Wir stehen heute hier, weil der zunehmende Einfluss von christlichen FundamentalistInnen und christlichen Rechten weltweit zunimmt! Um diesen zurückdrängen zu können, müssen wir auch Fundis als Problem wahrnehmen und nicht nur als religiöse SpinnerInnen. Christlicher Fundamentalismus, der sich unter Berufung auf die Kriche und die Religion als bürgerlich und gesellschaftsnah tarnt, muss in seiner Nähe zu rechten und rechtsextremen Strukturen aufgedeckt werden. Die Verbreitung von antiemanzipatorischen und menschenverachtenden Ansichten in der ungestörten Ruhe einer Kirche muss kritisiert und verhindert werden. Gleichzeitig muss der politische Einfluss von Fundis und christlichen Rechten zurückgedrängt werden, indem wir uns für eine strikte Trennung von Staat und Kirche einsetzen. 

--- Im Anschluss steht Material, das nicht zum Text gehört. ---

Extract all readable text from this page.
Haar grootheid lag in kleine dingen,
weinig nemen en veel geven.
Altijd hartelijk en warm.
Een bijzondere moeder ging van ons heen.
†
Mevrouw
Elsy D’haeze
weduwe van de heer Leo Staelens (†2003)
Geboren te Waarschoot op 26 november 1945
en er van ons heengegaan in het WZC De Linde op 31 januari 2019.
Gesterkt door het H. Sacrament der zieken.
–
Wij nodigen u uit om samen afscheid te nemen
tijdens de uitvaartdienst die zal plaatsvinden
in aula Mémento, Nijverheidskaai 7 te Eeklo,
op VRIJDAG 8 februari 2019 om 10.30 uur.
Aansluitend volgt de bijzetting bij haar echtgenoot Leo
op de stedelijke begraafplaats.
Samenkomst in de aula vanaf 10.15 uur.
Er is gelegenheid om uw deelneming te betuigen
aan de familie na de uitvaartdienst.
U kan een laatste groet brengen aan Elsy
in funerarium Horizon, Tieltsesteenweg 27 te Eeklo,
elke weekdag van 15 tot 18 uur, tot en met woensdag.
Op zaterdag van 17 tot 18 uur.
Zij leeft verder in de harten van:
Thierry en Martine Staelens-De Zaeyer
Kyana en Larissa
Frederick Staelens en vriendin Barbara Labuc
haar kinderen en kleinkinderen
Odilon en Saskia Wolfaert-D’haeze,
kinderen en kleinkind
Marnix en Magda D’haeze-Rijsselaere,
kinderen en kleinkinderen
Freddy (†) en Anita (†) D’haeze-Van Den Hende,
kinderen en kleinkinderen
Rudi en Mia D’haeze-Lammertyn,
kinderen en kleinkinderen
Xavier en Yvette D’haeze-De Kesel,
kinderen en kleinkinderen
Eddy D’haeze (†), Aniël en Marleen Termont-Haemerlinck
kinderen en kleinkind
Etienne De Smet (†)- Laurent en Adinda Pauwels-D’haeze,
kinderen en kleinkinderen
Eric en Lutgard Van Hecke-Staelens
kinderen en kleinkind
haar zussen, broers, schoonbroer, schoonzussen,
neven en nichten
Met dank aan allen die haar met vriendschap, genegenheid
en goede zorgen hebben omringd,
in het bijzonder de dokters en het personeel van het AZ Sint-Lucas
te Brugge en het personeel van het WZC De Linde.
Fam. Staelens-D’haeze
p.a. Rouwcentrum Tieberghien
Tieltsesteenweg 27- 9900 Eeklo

Wir stehen heute hier, weil der Antifeminismus von AbtreibungsgegnerInnen der gemeinsame Nenner zwischen Fundis und Rechten ist. Diese Vernetzung stellt aber eine Gefahr für FLINTAs, PoC, Queere und alle anderen Personen dar, die nicht in das hetereonormative, weiße Schema passen. Personen mit Uterus, die selbst entscheiden, ob, wann und mit wem sie Kinder bekommen, bedrohen für die fundamentalistische Weltsicht die Gesellschaft. Sie wollen unsere Rechte auf körperliche Selbstbestimmung, selbstgewählte Lebensweisen und Partner*innen ausradieren. Aber wir lassen uns nicht  zum Schweigen bringen und wir lassen uns auch nicht einschüchtern. Wir weden weiterhin laut und mit vielen das Recht auf köperliche Selbstbestimmung, das Recht auf sichere Schwangerschaftsabbrüche fordern! Über eine Schwangerschaft oder ihren Abbruch hat keine Kirche, kein Staat und erst recht keine Gruppe radikalisierter AbtreibungsgegnerInnen zu entscheiden!

Ob Kinder oder keine – entscheiden wir alleine!